Poster
in
Workshop: Machine Learning in Structural Biology
Fine-Tuning Discrete Diffusion Models via Reward Optimization: Applications to DNA and Protein Design
Chenyu Wang · Masatoshi Uehara · Yichun He · Amy Wang · Tommaso Biancalani · Avantika Lal · Tommi Jaakkola · Sergey Levine · Hanchen Wang · Aviv Regev
Recent studies have demonstrated the strong empirical performance of diffusion models on discrete sequences (i.e., discrete diffusion models) across domains such as natural language and biological sequence generation. However, practical tasks often require optimizing specific objectives in addition to modeling the conditional distribution, such as protein stability in inverse folding. To address this, we consider pre-trained discrete diffusion models to generate ``natural'' sequences, and reward models for mapping sequences to objectives.

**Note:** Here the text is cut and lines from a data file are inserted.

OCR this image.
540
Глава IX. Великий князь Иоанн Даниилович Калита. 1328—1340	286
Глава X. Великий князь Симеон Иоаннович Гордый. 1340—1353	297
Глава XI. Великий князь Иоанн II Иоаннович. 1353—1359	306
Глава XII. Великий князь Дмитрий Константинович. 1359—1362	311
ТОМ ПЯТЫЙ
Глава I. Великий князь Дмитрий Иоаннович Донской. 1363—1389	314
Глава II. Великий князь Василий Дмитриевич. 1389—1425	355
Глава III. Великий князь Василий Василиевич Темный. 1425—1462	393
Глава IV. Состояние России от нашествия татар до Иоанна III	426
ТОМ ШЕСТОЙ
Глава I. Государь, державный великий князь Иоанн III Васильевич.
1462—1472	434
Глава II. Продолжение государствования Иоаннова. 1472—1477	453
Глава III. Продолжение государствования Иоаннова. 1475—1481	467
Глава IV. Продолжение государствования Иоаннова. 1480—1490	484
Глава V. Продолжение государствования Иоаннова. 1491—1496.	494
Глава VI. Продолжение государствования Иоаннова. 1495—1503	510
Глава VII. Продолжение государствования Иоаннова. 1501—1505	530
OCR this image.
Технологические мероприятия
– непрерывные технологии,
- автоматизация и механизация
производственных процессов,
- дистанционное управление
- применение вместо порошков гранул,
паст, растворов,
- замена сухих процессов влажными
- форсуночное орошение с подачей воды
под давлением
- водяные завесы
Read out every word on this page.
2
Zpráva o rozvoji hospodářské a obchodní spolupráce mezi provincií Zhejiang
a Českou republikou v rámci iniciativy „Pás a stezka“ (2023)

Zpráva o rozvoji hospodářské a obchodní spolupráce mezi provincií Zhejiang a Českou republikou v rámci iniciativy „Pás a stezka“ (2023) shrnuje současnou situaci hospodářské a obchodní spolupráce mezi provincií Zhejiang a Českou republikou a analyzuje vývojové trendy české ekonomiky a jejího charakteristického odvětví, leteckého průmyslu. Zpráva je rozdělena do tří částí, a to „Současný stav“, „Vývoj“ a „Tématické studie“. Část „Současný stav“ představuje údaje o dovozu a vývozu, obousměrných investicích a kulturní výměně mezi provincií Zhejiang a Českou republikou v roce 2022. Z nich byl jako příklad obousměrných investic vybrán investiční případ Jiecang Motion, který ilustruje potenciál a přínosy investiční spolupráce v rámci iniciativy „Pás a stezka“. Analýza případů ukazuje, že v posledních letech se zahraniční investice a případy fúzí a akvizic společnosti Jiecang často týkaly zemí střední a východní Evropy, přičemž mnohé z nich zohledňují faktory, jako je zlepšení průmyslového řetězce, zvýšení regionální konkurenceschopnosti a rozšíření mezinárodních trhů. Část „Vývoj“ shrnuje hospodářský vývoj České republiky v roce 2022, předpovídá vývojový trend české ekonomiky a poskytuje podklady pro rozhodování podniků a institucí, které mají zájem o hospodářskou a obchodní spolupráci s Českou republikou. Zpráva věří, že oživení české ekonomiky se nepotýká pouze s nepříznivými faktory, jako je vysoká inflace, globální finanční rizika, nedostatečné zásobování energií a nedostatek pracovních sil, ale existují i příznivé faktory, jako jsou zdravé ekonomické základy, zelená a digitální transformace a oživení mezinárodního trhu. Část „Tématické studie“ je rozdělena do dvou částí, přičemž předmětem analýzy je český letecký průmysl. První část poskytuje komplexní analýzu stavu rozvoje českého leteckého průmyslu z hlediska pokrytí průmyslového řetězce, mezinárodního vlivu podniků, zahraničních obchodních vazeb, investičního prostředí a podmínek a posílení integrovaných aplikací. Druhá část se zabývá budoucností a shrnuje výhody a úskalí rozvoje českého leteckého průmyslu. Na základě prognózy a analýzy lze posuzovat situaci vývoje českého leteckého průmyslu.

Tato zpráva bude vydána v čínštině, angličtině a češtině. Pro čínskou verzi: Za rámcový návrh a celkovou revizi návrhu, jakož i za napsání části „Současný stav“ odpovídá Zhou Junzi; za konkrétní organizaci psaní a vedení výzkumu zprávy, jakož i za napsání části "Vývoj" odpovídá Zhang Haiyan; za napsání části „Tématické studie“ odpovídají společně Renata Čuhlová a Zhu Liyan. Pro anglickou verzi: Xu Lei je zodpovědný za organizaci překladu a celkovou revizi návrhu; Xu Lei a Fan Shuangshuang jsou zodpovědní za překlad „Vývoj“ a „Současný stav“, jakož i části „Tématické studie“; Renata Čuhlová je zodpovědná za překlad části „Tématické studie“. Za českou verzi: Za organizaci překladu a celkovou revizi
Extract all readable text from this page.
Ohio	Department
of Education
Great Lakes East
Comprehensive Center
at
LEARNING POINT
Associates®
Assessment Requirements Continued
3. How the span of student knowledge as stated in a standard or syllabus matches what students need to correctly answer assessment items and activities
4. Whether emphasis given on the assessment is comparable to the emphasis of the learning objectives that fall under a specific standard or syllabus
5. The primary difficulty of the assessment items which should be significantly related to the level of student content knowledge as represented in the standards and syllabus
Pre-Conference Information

We then frame the reward maximization problem as reinforcement learning (RL) while minimizing the KL divergence against pre-trained models to maintain sequence naturalness. To solve this, we propose a novel algorithm that enables direct reward backpropagation through entire trajectories, by making the non-differentiable trajectories differentiable using the Gumbel-Softmax trick. Our theoretical analysis and empirical results on DNA and protein design show the effectiveness of this approach.